Aromatic C–H amination has received a lot of attention over the last few years, and our efforts began late 2012. The goal was simple: create a nitrogen-centered radical and trap it with a heterocycle.
Instead of talking about our journey towards this reagent, I personally think the succinimidyl radical (S·) deserves a little bit more attention. Succinimidyl radicals are an elusive species, and for the longest time have been thought to exist in the Π electronic configuration due to the observation of species 1 in the Wohl–Ziegler bromination reaction. Two mechanisms supporting different radical chain carriers have been reported. While the Goldfinger mechanism (Br2 is the main radical chain carrier) has been widely accepted, it was later proven that Bloomfield’s mechanism where S· is the chain carrier would become the dominant pathway when either a different solvent or with substrates bearing less reactive hydrogens were used. Attempts to trap the S· were successful, and this radical is now proposed to exist in the ∑ configuration as well. This suggests that the S· is a very reactive but unselective species. Skell and coworkers successfully showed that C–H imidation of olefins or aromatic systems was possible with NBS by using an excess of sacrificial olefin (to trap the Br2) (see Chow et al., Can. J. Chem. 1979, 57, 1967; Skell et al., J. Am. Chem. Soc. 1978, 100, 1950).
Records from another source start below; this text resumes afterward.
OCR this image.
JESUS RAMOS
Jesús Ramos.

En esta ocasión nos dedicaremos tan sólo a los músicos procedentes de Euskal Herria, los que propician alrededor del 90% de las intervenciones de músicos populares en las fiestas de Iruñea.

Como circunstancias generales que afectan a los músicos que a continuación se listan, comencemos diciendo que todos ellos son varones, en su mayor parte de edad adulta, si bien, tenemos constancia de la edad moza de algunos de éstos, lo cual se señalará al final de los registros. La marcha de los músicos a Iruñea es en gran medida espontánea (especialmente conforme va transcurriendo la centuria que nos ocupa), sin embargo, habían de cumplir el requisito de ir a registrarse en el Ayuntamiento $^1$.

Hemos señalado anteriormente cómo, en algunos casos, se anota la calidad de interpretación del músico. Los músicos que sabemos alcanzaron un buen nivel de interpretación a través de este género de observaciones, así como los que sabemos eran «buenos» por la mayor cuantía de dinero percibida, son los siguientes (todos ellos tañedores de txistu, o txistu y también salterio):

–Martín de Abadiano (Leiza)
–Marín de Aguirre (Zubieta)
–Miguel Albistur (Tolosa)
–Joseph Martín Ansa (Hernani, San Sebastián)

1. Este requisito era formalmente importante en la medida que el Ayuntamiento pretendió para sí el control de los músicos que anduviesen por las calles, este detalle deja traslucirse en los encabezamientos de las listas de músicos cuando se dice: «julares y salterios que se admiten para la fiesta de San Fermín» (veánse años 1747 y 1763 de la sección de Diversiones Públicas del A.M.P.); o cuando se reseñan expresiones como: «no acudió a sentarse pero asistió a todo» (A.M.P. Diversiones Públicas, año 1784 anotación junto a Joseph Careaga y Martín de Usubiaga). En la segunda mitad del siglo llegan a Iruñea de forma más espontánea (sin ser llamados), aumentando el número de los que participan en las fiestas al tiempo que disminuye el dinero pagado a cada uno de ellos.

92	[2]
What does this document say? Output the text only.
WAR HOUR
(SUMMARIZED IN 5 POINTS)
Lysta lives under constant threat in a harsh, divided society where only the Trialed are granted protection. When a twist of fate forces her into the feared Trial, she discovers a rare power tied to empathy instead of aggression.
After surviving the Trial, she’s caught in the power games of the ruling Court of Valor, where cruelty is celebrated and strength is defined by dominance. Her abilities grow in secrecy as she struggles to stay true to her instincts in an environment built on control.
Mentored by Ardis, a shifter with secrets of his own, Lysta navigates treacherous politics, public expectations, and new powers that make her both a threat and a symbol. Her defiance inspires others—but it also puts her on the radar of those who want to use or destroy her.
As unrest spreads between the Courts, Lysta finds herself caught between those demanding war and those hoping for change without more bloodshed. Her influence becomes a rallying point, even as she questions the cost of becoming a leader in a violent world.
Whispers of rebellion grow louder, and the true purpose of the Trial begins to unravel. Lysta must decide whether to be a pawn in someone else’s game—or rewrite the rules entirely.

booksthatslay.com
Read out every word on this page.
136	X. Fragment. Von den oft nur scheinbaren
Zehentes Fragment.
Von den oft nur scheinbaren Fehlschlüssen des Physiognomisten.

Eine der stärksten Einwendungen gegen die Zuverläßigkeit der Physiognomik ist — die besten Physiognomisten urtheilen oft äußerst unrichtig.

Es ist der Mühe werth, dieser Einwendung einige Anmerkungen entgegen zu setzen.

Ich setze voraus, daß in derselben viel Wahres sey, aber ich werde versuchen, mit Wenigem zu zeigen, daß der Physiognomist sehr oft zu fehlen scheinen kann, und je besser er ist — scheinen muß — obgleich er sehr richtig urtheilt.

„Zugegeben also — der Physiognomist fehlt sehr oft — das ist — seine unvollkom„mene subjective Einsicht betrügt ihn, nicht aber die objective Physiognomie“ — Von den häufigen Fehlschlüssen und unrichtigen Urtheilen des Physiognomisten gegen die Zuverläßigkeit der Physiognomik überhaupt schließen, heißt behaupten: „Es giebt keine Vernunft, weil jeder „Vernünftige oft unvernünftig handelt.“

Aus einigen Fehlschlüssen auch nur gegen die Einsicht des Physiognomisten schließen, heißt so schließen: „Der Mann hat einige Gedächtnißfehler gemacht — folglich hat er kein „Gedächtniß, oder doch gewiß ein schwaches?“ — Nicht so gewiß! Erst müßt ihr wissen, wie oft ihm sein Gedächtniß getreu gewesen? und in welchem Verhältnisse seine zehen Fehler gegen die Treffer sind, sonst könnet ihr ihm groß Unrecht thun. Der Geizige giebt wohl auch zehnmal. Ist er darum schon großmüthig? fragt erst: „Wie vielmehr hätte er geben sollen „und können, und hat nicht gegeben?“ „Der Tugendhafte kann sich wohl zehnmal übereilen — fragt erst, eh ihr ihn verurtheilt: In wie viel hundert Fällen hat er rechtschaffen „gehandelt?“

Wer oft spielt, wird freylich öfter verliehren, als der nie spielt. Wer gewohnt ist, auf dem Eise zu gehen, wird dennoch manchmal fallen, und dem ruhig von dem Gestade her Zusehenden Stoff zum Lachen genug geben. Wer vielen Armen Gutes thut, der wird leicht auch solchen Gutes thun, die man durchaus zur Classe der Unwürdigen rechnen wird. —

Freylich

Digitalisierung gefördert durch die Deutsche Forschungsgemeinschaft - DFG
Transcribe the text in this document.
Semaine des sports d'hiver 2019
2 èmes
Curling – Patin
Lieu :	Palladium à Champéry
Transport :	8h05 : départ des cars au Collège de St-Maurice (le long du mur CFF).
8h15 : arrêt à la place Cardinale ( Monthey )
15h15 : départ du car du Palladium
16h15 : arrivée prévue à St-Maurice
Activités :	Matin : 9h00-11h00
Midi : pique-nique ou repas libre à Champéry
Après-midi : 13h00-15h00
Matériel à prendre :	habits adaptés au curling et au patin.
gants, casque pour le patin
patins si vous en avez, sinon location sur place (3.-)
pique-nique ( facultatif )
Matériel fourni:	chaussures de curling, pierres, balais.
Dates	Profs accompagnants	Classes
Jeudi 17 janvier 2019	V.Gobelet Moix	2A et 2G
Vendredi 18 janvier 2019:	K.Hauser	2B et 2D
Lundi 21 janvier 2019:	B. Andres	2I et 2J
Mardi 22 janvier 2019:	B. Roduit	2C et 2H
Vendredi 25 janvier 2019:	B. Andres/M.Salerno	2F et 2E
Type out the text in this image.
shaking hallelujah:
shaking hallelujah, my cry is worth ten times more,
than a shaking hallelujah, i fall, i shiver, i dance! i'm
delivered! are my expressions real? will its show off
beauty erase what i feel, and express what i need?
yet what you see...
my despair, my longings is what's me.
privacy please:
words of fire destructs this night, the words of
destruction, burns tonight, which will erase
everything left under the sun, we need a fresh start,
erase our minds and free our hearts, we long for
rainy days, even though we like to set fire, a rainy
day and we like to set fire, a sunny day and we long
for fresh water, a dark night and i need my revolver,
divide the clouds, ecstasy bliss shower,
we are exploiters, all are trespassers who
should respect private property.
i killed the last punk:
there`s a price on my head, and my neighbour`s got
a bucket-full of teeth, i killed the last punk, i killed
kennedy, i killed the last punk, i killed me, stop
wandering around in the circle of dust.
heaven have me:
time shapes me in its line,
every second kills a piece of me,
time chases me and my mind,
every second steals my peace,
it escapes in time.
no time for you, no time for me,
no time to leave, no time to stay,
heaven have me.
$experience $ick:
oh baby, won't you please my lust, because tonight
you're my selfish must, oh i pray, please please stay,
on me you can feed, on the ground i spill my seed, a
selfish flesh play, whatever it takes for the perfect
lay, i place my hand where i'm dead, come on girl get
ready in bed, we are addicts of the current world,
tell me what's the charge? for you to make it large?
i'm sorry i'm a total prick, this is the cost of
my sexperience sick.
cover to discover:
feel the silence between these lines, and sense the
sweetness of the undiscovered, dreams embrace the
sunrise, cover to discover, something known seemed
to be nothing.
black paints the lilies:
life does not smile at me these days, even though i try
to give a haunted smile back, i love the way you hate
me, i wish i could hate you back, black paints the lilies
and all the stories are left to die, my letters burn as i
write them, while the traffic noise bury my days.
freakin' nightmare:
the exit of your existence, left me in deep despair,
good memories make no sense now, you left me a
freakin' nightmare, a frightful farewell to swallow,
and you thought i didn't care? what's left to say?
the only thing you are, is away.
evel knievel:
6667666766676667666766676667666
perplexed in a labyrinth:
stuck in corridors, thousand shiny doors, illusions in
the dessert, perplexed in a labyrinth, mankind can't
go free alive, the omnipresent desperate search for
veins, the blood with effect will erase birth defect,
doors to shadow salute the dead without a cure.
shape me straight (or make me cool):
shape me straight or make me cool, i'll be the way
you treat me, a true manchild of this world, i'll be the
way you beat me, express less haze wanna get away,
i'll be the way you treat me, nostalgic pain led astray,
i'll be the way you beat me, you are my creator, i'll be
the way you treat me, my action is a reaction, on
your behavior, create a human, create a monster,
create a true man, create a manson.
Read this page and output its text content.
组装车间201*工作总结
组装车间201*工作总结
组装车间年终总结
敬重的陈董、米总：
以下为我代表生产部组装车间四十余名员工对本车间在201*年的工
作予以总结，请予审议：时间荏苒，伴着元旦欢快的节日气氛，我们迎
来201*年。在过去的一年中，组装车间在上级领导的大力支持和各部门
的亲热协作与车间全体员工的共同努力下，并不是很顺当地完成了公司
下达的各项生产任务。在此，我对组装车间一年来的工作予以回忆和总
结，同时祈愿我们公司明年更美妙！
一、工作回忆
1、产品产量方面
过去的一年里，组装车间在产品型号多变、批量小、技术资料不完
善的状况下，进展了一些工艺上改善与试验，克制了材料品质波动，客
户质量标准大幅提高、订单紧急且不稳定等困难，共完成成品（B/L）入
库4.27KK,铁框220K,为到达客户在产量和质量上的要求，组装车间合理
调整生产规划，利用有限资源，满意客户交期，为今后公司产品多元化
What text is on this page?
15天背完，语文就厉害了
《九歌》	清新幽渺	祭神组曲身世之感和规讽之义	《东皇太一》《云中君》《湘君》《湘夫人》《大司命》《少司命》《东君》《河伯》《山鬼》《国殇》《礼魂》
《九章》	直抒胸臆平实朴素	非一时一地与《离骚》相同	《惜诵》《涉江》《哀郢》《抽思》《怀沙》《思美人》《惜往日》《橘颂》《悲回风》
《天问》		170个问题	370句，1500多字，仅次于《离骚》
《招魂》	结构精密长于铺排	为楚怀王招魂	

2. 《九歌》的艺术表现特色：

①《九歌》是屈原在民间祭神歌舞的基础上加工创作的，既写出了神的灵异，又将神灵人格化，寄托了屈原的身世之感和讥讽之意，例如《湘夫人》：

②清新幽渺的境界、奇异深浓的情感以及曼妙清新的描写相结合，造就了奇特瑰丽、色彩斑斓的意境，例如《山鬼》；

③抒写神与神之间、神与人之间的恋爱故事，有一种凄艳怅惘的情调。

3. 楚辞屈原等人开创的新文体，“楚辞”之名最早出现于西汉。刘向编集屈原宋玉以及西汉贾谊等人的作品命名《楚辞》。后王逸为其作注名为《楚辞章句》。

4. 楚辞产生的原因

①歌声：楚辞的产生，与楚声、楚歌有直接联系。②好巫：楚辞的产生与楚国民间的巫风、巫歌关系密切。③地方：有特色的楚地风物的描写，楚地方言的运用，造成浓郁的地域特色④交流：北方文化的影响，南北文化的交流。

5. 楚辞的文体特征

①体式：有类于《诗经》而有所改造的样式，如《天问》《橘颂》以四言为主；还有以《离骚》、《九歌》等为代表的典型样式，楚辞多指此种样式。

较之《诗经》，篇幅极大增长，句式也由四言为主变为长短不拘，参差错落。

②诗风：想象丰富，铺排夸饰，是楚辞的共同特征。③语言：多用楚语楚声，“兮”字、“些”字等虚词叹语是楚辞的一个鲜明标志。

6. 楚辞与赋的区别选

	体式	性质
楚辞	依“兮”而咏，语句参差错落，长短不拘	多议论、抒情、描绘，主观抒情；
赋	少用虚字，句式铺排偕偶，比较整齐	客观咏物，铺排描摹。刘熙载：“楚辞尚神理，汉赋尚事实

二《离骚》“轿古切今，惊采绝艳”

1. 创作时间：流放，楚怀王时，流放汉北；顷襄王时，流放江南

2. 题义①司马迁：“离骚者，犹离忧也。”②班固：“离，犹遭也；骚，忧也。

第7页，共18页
Apart from the inability to characterize the S·, the unsually strong N–H bond strength (~110 kcalmol-1) of succinimide seems to suggest that this radical would undergo spontaneous H-abstraction. For the longest time, we were surprised that the S· would give us any product at all, instead of undergoing rapid H-abstraction. A report by Skell then shed some light on this intriguing species. This study uses glutarimidyl radical (G·) instead, as they are known to be more stable and do not undergo ring opening. Interestingly, H-abstraction selectivity of the G· did not parallel that of relative C–H bond strengths. In the study of halogenation of neo-pentane and dichloromethane, it was found that neo-pentane reacted more rapidly, even though the C–H bond was stronger. This ‘disregard’ for bond strengths is also observed with Cl· and S·, which can be rationalized by an early transition state where the product stability is not a major significant factor. This is in stark contrast with a Br· where the ratio of hydrogen abstraction (neo-pentane/CH2Cl2) = 0.06, reflecting the effect of relative bond energies in a later transition state (see Lind et al., J. Phys.Chem. 1993, 97, 1610; Skell et al., J. Org. Chem. 1986, 51, 2071).
Having a greater appreciation for the S·, we are excited that this radical was able to add to a variety of different (hetero)aromatic systems.
Lastly, we would like to thank our Bristol-Myers Squibb collaborators, in particular Dr. Martin D. Eastgate (left) for his incredible insight and valuable suggestions. Over the past year and a half, Martin has been communicating with us on a biweekly basis via teleconference regarding this project. As a graduate student in an academic environment, this was initially pretty stressful due to the need for periodic updates. However, it soon transformed into an exhilarating experience because it was as if I had two ‘bosses’, and their enthusiasm and drive definitely rubbed off on me. Martin’s undying optimism was an incredible asset, and we are happy to have him work with us on this very exciting project.